Мама улыбнулась мне в ответ.
— Тогда идем кушать? Я сырников нажарила.
— А сметана есть? Я обожаю твои сырники.
Мы прошли с мамой на кухню, и я вдруг отчетливо поняла одну важную вещь. Я должна быть сильной. Для себя. Для Поля. Для наших отношений. Они мне нужны. Я отчётливо это осознала. Стоило перестать чувствовать его внутри себя, как я понимаю, что, независимо от чего-либо, этот оборотень — часть меня. Он мне нужен. Он мой мужчина. И отношения с ним мне нужны, как воздух. А всякие Паулины пусть идут лесом. Я буду за него, вернее, за нас двоих бороться! Я, а не кто-то иной, его истинная пара, выбранная природой!
Главное, чтобы не было поздно. Главное, чтобы можно было все изменить. Пожалуйста. Главное, чтобы он был жив!
Но беда не приходит одна. Только я собралась выяснять о судьбе Поля, и искать возможность связаться с Виолеттой, как пошла в туалет и обнаружила у себя на трусиках коричневые выделения. Ох, не к добру это. Мой малыш! Угроза? Всё возможно. Кто знает, какую функцию присутствие Поля выполняло для моего физиологического состояния. Но то, что влияние он оказывал — безусловно. Ведь токсикоз у меня пропал именно благодаря нашему с Полем единению... Только сейчас до меня дошло, какую роковую ошибку я совершила. Как сглупила, что не предусмотрела этот немаловажный факт.

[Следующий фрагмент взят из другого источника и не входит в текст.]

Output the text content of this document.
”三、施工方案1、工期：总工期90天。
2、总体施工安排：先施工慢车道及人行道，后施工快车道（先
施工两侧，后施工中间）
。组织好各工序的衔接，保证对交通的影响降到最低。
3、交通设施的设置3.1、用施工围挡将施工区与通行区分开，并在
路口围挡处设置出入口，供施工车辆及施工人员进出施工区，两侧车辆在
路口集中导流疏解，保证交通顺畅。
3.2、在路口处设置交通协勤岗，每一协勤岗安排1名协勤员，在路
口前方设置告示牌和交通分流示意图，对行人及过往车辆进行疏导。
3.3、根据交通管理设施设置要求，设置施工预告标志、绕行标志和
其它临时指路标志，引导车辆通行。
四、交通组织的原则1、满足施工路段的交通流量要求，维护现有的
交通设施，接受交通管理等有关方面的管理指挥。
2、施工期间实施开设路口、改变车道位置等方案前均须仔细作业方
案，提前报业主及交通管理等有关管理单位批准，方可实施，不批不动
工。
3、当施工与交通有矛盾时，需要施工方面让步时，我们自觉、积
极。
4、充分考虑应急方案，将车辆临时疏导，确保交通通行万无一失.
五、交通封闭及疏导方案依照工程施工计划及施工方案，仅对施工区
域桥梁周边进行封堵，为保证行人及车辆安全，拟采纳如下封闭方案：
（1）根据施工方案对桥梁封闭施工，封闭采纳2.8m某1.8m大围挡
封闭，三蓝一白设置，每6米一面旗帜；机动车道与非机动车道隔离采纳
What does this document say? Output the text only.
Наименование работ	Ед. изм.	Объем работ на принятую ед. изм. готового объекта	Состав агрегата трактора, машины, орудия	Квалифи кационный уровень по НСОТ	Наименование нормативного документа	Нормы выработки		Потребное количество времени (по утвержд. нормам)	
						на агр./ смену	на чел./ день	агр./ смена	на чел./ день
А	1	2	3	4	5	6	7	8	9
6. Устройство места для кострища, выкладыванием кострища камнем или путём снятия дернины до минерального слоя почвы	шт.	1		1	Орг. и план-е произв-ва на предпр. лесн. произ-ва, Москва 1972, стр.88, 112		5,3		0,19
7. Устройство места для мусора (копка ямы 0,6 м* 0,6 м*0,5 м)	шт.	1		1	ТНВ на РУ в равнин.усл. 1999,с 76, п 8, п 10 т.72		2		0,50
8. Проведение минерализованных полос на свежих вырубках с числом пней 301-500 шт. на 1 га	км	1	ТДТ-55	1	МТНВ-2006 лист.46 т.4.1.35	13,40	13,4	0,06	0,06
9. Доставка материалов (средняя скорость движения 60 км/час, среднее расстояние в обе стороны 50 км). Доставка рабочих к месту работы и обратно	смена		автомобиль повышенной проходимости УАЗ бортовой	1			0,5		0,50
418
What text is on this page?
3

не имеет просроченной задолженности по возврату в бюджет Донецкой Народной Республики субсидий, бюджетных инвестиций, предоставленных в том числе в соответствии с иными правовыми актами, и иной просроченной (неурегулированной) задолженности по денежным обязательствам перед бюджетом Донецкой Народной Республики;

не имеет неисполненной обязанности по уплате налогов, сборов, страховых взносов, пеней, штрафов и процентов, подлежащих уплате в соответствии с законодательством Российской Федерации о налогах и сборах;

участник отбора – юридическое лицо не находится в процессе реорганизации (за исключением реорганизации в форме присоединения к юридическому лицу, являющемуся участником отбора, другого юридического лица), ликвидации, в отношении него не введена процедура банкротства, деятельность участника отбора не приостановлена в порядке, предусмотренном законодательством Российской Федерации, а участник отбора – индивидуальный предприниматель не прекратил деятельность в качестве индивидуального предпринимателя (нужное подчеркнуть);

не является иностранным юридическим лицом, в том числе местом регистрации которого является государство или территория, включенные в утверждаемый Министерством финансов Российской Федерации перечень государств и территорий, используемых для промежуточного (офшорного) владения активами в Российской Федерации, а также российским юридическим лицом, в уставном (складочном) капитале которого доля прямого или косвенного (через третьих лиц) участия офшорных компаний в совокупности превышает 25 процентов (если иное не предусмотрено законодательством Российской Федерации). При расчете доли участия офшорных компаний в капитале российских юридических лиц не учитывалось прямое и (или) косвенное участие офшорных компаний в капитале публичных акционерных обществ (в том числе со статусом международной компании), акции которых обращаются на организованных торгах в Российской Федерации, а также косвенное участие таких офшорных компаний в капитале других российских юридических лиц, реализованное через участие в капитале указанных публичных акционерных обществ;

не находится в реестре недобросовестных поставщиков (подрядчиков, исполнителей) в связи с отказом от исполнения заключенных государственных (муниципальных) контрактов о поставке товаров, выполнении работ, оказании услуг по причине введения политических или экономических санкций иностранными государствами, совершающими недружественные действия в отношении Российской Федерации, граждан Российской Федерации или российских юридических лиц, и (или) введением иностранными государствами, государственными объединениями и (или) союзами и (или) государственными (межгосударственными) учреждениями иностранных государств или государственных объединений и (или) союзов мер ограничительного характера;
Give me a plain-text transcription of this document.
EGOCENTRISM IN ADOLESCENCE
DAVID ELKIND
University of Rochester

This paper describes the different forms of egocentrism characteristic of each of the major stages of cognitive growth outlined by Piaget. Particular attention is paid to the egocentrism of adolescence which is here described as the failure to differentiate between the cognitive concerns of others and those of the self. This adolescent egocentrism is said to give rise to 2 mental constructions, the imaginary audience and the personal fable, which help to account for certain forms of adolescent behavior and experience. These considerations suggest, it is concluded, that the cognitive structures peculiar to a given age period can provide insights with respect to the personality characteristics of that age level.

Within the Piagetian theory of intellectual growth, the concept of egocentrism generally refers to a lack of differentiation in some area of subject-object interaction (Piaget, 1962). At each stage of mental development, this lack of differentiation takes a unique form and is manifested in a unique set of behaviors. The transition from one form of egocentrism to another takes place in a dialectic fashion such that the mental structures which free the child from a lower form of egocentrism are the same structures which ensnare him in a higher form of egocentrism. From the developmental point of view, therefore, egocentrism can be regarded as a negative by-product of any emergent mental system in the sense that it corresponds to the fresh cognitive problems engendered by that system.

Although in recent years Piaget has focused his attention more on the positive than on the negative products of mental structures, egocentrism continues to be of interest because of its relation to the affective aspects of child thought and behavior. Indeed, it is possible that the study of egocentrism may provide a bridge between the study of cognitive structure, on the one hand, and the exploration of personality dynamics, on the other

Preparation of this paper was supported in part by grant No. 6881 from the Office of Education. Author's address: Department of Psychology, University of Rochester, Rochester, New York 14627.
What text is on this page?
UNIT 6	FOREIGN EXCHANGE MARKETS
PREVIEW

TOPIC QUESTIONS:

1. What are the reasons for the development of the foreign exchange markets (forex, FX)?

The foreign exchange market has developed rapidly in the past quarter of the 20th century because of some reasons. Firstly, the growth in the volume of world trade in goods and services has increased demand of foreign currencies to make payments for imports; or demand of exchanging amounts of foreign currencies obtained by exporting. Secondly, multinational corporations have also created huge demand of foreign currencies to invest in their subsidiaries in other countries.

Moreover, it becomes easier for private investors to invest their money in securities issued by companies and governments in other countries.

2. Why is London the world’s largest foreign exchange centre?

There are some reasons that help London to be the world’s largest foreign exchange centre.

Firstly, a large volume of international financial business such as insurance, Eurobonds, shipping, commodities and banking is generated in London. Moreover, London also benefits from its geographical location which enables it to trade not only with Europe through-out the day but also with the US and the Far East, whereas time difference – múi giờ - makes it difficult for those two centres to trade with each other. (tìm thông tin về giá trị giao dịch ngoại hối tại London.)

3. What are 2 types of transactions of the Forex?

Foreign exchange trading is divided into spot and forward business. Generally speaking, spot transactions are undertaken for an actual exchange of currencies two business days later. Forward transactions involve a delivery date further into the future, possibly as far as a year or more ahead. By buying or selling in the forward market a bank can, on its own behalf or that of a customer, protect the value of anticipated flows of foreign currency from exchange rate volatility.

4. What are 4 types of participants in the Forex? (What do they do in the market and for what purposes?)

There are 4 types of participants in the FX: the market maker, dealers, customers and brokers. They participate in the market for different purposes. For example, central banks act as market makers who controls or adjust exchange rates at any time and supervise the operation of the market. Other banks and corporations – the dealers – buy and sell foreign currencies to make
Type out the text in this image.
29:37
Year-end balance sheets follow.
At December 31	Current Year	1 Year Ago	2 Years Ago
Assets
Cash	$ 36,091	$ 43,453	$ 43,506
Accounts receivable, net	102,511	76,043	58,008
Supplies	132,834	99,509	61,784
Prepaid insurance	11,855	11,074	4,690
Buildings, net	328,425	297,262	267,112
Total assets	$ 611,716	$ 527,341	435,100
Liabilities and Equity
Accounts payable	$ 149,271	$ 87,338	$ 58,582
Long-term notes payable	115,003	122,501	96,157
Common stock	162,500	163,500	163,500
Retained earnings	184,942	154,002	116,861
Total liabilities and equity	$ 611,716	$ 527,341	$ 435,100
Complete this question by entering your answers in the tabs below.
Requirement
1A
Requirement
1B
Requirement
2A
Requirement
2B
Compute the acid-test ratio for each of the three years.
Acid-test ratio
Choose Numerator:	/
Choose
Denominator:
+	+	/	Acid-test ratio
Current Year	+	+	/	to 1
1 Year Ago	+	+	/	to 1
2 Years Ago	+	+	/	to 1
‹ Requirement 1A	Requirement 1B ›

Теперь остается гадать, сможет ли в моем случае помочь традиционная медицина, если я вынашиваю не простого малыша, а ребёнка от оборотня? Ещё и низ живота начало тянуть.
Вот так и вышло, что вместо поисков информации о Поле мне пришлось отправиться на приём к гинекологу. Мои подозрения об угрозе прерывания беременности там же и подтвердились, и гинеколог порекомендовала лечь в стационар. Я легла. Выносить и родить малыша для меня превыше всего.
И началось. Сдача анализов, уколы, капельницы, осмотры, и то же самое, только в иной последовательности. Мне главное сохранить беременность, поэтому я послушно исполняю все, что говорят коллеги. Именно здесь, в больнице, я начала чувствовать, как мой малыш шевелится в животе. Это непередаваемые ощущения! Мой слегка округлившийся животик и пока ещё еле ощущаемые шевеления придали мне сил. Я поняла, что должна бороться не только за себя и наши с Полем отношения, я должна бороться, в первую очередь, ради своего сына, для того, чтобы у него была полноценная семья. Главное, чтобы с Полем было всё нормально.
Именно тогда, на третий день нахождения в стационаре, меня осенило. Моим спасением и способом сохранения беременности может быть Поль и только он. Да, вроде бы капельницы помогли. Тянуть низ живота перестало. Но надолго ли? Лишь рядом с Полем у меня есть почва под ногами, и уверенность, что всё будет хорошо. А сейчас, лёжа в больнице, я лишь теряю драгоценное время. Ведь чувствовать Поля я перестала несколько дней назад. А вдруг ему ещё хуже, чем мне? Вдруг он в коме и поэтому я его не чувствую? Вдруг ему нужна я, моё присутствие или моя помощь? Я ведь ничего толком так про их вид не узнала. Особенно не узнала, как они переносят разлуку со своими истинным парами. О чем я вообще думала?!
Решительно отправилась к лечащему врачу, написала заявление, что отказываюсь от стационарного лечения. Заставила выписать мне назначения, которыми я смогу поддерживать свое состояние.